Keeping Prunty’s goals in mind, the meetings begin with an open group discussion about one selected poem. One recent gathering began with a reading of “Mustard Seed” by William Bortz. Members are encouraged to comment on anything that strikes them in the poem. Some members point out form. Some talk about how it makes them feel.

One student likens the poem to an extended metaphor of watching a parent suffer through Alzheimer’s disease and dementia.

“It’s a nice little retreat to come in and be able to talk about little things and big things all at once,” member Greggory Boatwright says about the environment.

Members spend the second half of the meeting writing and sharing their poetry. They get a loose prompt to write about in whatever way they come up with. Some write short poems, some write poems with strict rhyme scheme, and some write narrative and free verse poems.

This time is some members’ favorite. Alyssa Hatfield finds that the time spent drafting and reciting is beneficial to her own writing.

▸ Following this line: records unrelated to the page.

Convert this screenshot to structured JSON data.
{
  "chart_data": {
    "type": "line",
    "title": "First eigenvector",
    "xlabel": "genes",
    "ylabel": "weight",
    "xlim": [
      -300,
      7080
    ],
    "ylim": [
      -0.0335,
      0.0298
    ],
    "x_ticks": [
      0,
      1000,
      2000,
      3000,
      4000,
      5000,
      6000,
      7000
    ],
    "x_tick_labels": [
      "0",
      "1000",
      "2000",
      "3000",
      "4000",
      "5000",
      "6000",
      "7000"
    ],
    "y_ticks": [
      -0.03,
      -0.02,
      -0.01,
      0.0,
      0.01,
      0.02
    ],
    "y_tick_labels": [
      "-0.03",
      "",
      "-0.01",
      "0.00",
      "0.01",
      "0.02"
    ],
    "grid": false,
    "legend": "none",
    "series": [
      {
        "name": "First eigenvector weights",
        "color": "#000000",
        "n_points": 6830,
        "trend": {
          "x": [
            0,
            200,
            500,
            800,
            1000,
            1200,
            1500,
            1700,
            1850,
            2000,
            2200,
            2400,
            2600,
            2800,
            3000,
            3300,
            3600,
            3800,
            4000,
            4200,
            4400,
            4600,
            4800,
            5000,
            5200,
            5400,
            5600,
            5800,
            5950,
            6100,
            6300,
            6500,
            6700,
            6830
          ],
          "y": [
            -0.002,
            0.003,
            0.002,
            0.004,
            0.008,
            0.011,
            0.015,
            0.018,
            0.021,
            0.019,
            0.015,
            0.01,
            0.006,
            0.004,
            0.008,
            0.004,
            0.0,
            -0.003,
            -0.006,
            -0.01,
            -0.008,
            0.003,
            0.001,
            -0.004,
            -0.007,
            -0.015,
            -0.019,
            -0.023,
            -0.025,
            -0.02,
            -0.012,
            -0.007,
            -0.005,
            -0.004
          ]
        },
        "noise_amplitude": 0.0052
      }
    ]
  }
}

“Being around other people and getting to hear their poems and getting to write every week helps [in my writing]” she says.

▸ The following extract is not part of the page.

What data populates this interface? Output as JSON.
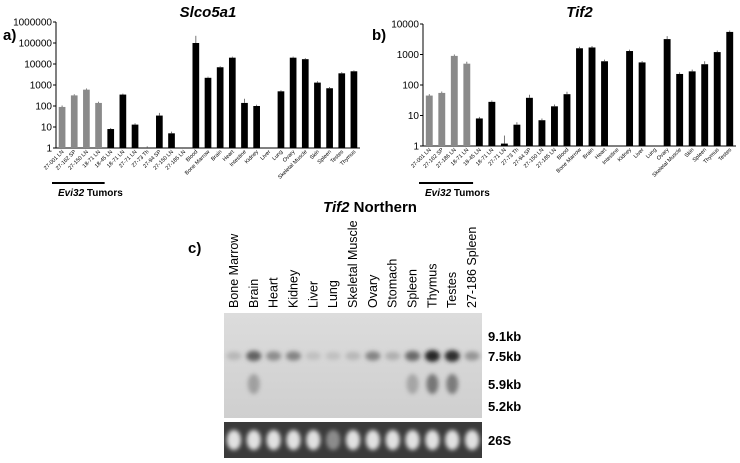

Sophomore Noah Bookstein got the opportunity to share his own writing aloud for the first time at a meeting and says that the Poetry Club is a great opportunity to try out an unfamiliar discipline.

Meeting in person is also an unfamiliar experience for some members. Last year, in the wake of COVID 19, the Poetry Club’s meetings were entirely online. Now with masked in-person meetings possible, Prunty is eager to expand what the club is capable of doing.

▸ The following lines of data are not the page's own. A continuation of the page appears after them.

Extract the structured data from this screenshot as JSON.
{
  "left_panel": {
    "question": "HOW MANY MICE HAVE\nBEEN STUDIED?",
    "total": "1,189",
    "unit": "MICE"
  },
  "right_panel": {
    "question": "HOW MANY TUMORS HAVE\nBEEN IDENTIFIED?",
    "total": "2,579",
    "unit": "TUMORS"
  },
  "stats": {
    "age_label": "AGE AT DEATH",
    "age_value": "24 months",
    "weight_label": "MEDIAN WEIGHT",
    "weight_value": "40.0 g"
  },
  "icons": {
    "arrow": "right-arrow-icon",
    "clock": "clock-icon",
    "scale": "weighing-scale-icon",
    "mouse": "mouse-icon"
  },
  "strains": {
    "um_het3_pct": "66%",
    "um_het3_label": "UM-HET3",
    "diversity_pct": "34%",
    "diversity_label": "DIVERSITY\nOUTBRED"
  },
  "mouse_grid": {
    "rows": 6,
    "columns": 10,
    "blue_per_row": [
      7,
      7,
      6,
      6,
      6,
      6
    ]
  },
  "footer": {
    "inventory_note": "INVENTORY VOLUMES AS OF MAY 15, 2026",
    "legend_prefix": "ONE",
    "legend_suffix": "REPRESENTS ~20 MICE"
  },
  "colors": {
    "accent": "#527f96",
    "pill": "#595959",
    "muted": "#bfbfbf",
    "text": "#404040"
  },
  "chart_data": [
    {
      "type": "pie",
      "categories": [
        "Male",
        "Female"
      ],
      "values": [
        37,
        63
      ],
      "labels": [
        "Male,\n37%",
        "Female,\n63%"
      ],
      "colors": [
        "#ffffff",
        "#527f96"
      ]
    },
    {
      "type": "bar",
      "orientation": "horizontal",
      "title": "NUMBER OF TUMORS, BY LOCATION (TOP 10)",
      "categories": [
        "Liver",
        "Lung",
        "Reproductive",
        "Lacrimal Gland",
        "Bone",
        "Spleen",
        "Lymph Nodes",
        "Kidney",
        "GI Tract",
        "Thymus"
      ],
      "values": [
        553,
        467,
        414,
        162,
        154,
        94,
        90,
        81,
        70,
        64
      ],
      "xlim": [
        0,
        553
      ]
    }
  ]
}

Her main goals are to promote group collaboration and exposure in the form of group poems and campus wide poetry readings. Prunty also hopes to eventually bring in guest speakers and other outside resources for her members.

For anyone looking to join in on the Poetry Club’s fun, Prunty would love to have new members. “If there’s any aspiring poets or even if you’ve never written before, just come out. Just try it,” she says. “You can’t mess up in poetry.”

Or in the words of Kirby, the club’s advisor, come out to join in “adding to the beauty of the world.”

The Poetry Club meets every Friday at 4 p.m. in Room 415 of the Williams Building.

Get to know the Poetry Club president—Q&A with Jenna Prunty

What is your experience or personal experience to poetry?

I’ve always had an interest in poetry. I’ve written poetry consistently for probably eight years. I’ve read a lot of poetry and always enjoyed it. One thing about poetry that’s really nice is its freedom of artistic expression. It’s a good way to get emotions out, really let your mind go. It allows me to open my mind to different ways of using words, how to communicate with people, and finding ways to articulate exactly what you want to say.

How has your relationship to poetry changed since being in college?

In college my relationship with poetry got a lot stronger. Before college, I’d written a couple poems a month. I was consistent with it, but I wasn’t adamant about it. Over [my first year] winter break, I had a challenge to write every day of winter break. I started writing every day, sometimes more than once a day, and I’ve stuck with it. I’ve been writing poems every day since. And it’s been a really good way to get my mind going, and my writing has drastically improved

How does it feel to be back in person for meetings? Any changes you’ve noticed in the club?

It’s very different from last year. Most of the people in the club [last year] were English majors and they all knew each other from classes. This year, it’s a very different dynamic. Most of the people aren’t English majors, most of them don’t know each other. But I’m hoping to foster an environment where people are engaging together, growing together, and working collaboratively. When we’re sharing poems and when we’re going out and reading, everyone’s discussing together, everyone’s throwing in ideas, everyone’s adding on to each other and that kind of environment is really what I’m hoping to do with this club.

Rachel Loring is double majoring in English on the creative writing track and in family and child sciences.